Furthermore, make (appList* L) return a function such that ((appList* L) x) is
equivalent to appList in Challenge 18


;; CHALLENGE 20

Write a macro LOCALS which acts sort of like LET, but allows uninitialized values
(you may initialize them to #f). For example

(locals (a b (c 1) d)
  (set! a 5)
  (+ a c))

returns

  6


;; CHALLENGE 21

Write define-curried which defines a curried function. That is,
(define-curried-function (clog b x) (/ (log x) (log b))), which sets clog to
    (lambda (b)
      (lambda (x)
        (log b x)))


;; CHALLENGE 22

Write (@ f x y z ...) which applies f to x, then the result to y, etc. For
example, (@ clog 2 5) ==> ((clog 2) 5)


;; CHALLENGE 23

The tangent of a number tan(x) is defined as sin(x)/cos(x).
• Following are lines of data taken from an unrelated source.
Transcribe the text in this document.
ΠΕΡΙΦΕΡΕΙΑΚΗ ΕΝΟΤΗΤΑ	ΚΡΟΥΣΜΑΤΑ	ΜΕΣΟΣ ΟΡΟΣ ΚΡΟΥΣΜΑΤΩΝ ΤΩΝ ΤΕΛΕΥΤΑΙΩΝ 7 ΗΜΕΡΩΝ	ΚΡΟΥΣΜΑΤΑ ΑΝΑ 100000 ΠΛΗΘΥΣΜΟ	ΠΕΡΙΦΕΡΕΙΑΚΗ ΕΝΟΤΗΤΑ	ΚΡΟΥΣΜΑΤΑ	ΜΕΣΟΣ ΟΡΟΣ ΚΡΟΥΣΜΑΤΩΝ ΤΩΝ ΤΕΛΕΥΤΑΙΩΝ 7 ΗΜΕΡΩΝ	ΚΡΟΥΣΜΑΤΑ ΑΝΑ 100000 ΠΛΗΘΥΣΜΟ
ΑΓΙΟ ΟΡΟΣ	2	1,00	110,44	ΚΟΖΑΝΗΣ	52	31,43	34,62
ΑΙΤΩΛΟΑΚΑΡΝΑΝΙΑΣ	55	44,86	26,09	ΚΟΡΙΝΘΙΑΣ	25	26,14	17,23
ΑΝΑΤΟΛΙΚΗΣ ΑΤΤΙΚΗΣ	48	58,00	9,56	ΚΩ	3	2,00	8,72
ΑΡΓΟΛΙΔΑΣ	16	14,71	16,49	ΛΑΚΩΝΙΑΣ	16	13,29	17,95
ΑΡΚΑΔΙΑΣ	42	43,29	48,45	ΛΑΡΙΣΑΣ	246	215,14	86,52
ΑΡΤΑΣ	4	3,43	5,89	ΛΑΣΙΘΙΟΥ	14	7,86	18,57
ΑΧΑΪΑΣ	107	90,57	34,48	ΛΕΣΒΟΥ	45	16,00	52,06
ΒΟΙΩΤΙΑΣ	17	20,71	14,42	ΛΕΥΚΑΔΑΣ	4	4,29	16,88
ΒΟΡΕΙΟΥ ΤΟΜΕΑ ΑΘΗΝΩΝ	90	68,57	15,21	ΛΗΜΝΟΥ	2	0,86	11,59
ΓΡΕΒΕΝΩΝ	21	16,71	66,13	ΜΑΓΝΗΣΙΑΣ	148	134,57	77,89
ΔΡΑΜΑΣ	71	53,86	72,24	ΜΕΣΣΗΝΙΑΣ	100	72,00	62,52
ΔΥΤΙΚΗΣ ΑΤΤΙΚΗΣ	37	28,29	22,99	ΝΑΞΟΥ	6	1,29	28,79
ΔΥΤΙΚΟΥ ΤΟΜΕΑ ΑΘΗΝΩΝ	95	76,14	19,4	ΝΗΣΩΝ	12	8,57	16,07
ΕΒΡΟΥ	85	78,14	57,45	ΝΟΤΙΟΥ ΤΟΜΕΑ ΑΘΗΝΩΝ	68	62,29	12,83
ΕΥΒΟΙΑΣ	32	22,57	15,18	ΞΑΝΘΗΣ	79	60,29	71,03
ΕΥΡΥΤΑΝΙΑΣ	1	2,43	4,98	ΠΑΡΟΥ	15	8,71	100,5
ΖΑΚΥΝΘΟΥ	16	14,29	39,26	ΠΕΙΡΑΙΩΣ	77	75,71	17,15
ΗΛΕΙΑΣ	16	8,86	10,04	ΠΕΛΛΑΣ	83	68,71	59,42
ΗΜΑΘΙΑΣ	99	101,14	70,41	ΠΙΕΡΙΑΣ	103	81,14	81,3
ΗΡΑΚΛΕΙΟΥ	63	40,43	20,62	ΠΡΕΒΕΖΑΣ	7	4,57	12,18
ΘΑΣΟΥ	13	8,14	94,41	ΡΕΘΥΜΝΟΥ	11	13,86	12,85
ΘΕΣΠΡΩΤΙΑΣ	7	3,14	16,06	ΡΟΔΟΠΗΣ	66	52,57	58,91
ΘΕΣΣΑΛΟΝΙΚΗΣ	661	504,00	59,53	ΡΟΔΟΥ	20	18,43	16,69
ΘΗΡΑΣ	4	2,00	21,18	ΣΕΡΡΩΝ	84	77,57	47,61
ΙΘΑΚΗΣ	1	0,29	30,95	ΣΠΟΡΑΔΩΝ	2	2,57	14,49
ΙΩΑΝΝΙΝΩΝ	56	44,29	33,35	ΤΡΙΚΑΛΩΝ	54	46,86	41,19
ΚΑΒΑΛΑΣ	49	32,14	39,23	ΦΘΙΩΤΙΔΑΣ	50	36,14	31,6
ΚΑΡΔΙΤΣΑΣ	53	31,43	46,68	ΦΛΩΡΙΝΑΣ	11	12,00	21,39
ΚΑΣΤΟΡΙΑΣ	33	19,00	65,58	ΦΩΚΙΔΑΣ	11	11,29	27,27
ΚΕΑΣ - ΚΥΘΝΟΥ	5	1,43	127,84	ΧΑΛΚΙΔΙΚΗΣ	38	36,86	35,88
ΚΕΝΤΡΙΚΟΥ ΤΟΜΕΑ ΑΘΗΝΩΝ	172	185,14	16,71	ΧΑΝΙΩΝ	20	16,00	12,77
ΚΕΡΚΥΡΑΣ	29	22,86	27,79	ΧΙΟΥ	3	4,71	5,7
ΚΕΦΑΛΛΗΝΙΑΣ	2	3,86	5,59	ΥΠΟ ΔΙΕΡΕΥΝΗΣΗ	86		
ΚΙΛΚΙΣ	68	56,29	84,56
We can
compute tangent by using the definition, or we can make use of the
so called "addition formula". The addition formula for tangent is

                tan(a) + tan(b)
  tan(a + b) = ----------------- .
               1 - tan(a)*tan(b)

If we wish to compute tan(x), then we can compute tan(x/2 + x/2):

      x   x     tan(x/2) + tan(x/2)       2*tan(x/2)
  tan(- + -) = --------------------- = ---------------- .
      2   2    1 - tan(x/2)*tan(x/2)   1 - (tan(x/2))^2

We also know something about tangent when the argument is small:

  tan(x) ~= x     when x is very close to 0.

The exercise has two parts:

  (1) Write a recursive function TANGENT using the methods above
      to compute the tangent of a number. It is not necessary to
      handle undefined cases (odd multiples of pi/2).

  (2) Write an iterative version TANGENT-ITER of (1) which avoids
      tree recursion (uses named-LET or tail-recursive procedures).


TEST CASES: Your values need not match these precisely (due to
floating point error and implementation specifics).

> (tangent-iter 0)
0
> (tangent-iter 1.0)
1.5574066357129577
> (tangent-iter 2.0)
-2.1850435345286616
> (tangent-iter (/ 3.14159 4))
0.9999983651876447